しかし、寒い。これでは考え付くものも考え付かない。
「なあ……とりあえず三本の箒に行こう。まず温まって、それから何にするか考えるから。」

運よく三本の箒は4人が一緒に座れる席が空いていて、ひとまずバタービールを頼んでほっと息をつく。
「じゃあ君の分は奢るよ、まずはプレゼントその1だ。君の好きな……そういえば、君、これがメチャクチャ好き、みたいな食べ物ないよね。何にする?」
「……そうだな、うん、みんなの食べたいものがいい。」
ジェームズが言ったように、シリウスは特に好物といえるものもなかった。しかし好きなもの、と聞いてまず彼が思い浮かべたのは、友人たちと囲む大広間での夕食だった。勉強して、騒いで、抜け出して……そんな一日を終えてここにいる3人と一緒に食べる夕食がシリウスは好きだったのだ。
まちがいなくこれは好物と言える。だから、考えるまでもなく「みんなの食べたいものが食べたい」とすっと口から出ていた。
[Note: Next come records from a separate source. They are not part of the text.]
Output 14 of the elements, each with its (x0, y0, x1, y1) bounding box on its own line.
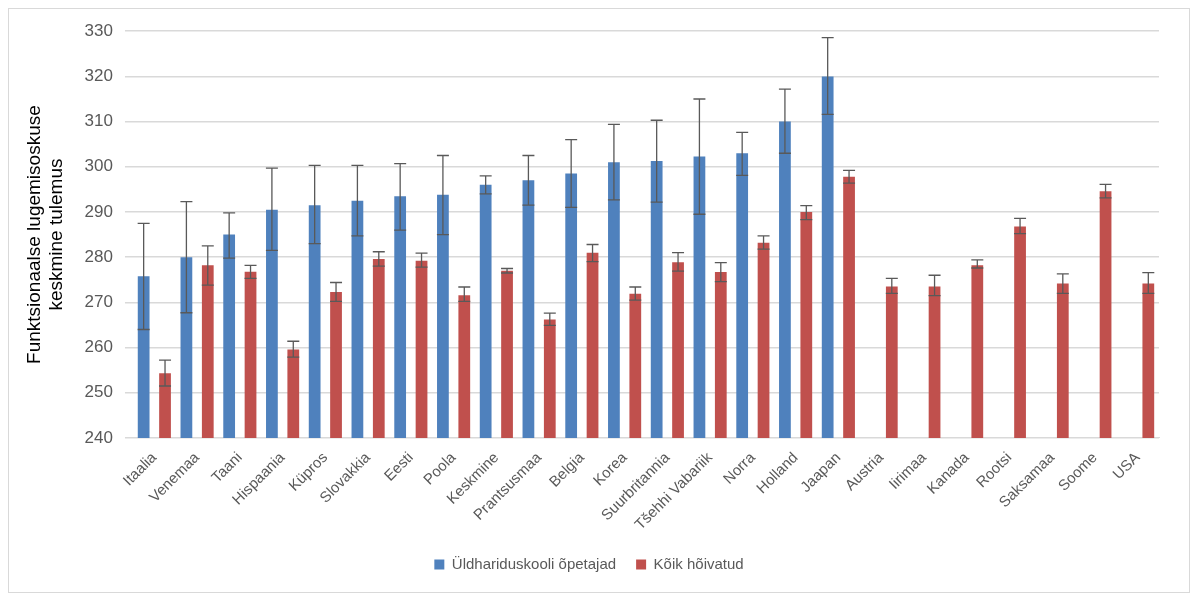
y-tick-label: 310 (84, 111, 113, 131)
y-axis-title: Funktsionaalse lugemisoskuse keskmine tulemus (22, 105, 67, 364)
y-tick-label: 240 (84, 427, 113, 447)
x-tick-label: USA (1108, 448, 1143, 483)
y-tick-label: 260 (84, 337, 113, 357)
legend-label: Kõik hõivatud (653, 554, 744, 572)
y-tick-label: 300 (84, 156, 113, 176)
y-tick-label: 330 (84, 20, 113, 40)
y-tick-label: 290 (84, 201, 113, 221)
legend-label: Üldhariduskooli õpetajad (451, 554, 617, 572)
y-tick-label: 320 (84, 66, 113, 86)
y-tick-label: 280 (84, 246, 113, 266)
y-tick-label: 270 (84, 292, 113, 312)
y-tick-label: 250 (84, 382, 113, 402)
「ごめん、わざわざホグズミードまで来たのに、いつもと同じ三本の箒だ。」
結局、食事を終えてもシリウスは自分の欲しいものを見つけることができなかった。いつものことではあるが話も弾んでしまい、気づいてみればホグワーツの門限も近づいている。
「いいんだよ、君がそれで満足なら。――でも、僕ら3人で考えてた予算よりかなり安上がりになっちゃったから……そのうち何かプレゼントするよ、まだ何にするか決めてないから中身は内緒だ。君が驚いて一生忘れられないようなものにするから楽しみにしててくれ。」
リーマスもピーターも、ジェームズの言葉に頷いて、悪戯仕掛人らしくおもしろい遊びを考え付いたような顔で笑う。
それを見て、シリウスは照れくさそうに口元に手を置いて、「ありがとう」と呟いた。

「ああ!そういえば僕はまだ君におめでとうを言ってなかったね。」
むず痒いような間が空いて、ジェームズがそれを振り払うように声を上げる。こういう時、口火を切るのはいつだって彼なのだ。

「誕生日おめでとう、シリウス。今年も君の誕生日を祝えてよかったよ。」

いつもより少し真面目ぶって、あだ名ではなく名前まで読んで、ジェームズは親友を、魂の双子とさえ思える大切な友を抱きしめた。
またプレゼントは決められないかもしれないけれど、来年もこうやって誕生日を過ごせたら、それが何より幸せだろうなと思いながら、シリウスはジェームズを抱きしめ返した。